The king took a very enlightened view and always believed it was an accident, says Mr Tinniswood. His brother, James, Duke of York, went even further. He rode into the city with his bodyguards and rescued people from the mob, some of whom were in the very act of being hanged on street corners.


Hubert, in a detail of a wider picture of Catholic conspirators from 1667, about to be hanged on Tyburn's "Triple Tree" gallows

The hunt for a foreign scapegoat continued, until one volunteered for the role. At the end of September, the parliamentary committee was appointed to investigate the fire, and a French Protestant watchmaker, Robert Hubert, confessed to having deliberately started the fire at the bakery with 23 conspirators.


Ludgate on flames, with St Paul's Cathedral, which perished in the fire, in the background

Although his confession seemed to change and flounder under scrutiny, he was tried and hanged. Afterwards, colleagues told the inquiry Hubert had been at sea with them at the time, and the inquiry concluded the fire had indeed been an accident.

To this day, no-one knows why he confessed.


Pudding Lane today, where the Great Fire started in Thomas Farriner's bakery

Until the 19th Century, the plaque at London's Monument stated that followers of the Pope were to blame, says Ms Horth, and named Hubert as the fire-starter. It was only after Catholic emancipation in the 1820s that the government decided the plaque was inflammatory and had those inscriptions removed.

"This story [about it being an accident] is not necessarily the most helpful for us all to believe," Ms Horth says. "The truth is that we will never know how it began. We now believe it was an accident but 350 years ago certain people thought differently. There are many perspectives to events and it's up to us to understand them all."

It's natural the version of events told to youngsters should airbrush the gruesome details, says Meriel Jeater, curator at the Museum of London.


Christopher Wren rebuilt St Paul's after the fire

"The traditional view taught in schools is that it all happened as a happily-ever-after sort of story. It was a terrible disaster, but not many people died, we rebuilt the city in brick so it was fireproof, and isn't St Paul's pretty?

"But the more you investigate, you realise it wasn't all like that. The dark side was that the fire burst on to the surface religious tension and paranoia about national security."

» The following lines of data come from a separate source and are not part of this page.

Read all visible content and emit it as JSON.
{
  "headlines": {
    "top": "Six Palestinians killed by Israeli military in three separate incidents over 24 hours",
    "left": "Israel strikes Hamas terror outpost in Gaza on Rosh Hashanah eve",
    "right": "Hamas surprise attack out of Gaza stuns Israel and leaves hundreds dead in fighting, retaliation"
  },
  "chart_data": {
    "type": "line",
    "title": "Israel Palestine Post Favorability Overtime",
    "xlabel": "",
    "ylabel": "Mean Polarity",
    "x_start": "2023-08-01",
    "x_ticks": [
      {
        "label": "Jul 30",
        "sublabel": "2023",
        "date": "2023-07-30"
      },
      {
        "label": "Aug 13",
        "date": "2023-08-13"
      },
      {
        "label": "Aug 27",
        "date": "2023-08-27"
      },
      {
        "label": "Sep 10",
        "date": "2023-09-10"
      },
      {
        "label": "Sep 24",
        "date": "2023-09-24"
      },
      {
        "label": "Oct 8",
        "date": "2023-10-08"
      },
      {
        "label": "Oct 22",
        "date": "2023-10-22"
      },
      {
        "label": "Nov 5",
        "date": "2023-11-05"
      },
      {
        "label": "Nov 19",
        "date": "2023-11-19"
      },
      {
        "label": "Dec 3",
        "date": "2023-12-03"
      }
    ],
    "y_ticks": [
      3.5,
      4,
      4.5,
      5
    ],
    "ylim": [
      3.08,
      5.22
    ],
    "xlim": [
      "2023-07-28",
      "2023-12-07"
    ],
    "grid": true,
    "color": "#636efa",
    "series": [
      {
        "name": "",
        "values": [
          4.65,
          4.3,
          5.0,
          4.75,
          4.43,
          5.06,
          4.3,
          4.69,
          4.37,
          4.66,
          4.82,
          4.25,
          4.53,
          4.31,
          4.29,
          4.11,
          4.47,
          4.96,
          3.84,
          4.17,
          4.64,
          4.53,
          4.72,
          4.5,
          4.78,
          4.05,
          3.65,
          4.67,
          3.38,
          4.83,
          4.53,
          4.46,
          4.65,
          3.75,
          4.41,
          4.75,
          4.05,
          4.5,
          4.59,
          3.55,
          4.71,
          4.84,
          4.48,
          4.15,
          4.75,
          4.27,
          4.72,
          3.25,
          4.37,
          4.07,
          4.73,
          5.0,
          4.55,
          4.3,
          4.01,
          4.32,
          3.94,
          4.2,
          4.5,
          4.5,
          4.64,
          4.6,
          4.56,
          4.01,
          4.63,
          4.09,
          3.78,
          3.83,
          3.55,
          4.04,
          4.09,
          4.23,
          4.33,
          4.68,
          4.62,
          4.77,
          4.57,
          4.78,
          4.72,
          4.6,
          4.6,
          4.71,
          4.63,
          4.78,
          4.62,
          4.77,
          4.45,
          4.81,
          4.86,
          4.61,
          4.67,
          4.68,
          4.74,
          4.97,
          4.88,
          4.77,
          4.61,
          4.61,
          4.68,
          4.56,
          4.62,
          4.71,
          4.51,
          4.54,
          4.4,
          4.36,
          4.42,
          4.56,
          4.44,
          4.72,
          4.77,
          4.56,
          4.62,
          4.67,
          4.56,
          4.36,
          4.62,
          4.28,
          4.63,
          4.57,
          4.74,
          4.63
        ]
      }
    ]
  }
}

The Great Fire of London Monument stands at the junction of Monument Street and Fish Street Hill in the City of London. It was built between 1671 and 1677 to commemorate the Great Fire of London and to celebrate the rebuilding of the City. It is topped with a golden urn of fire. Three sides of the base of the monument carry inscriptions in Latin. The one on the south side describes actions taken by Charles II following the fire. The one on the east describes how the monument was started and brought to perfection, and under which mayors. The one on the north describes how the fire started, how much damage it caused, and how the fire was extinguished. In 1681 the words "but Popish frenzy, which wrought such horrors, is not yet quenched" were added to the end of the inscription. The inscription on the east generally blames Roman Catholics for the fire. The words were chiselled out in 1831. A cage was added in the mid-19th century at the top of the Monument to prevent people jumping off, after six people had committed suicide between 1788 and 1842.

It's a tale with echoes today, says Ms Jeater. "When I was curating the exhibition, it wasn't long after the 7/7 bombings and when I was reading about the reactions against Catholics and the Dutch, it struck me that there were a lot of similarities with the backlash against Muslim people after the bombing. A lot of suspicion about people living in London.

"It's different people and different events, but I think human nature is very similar."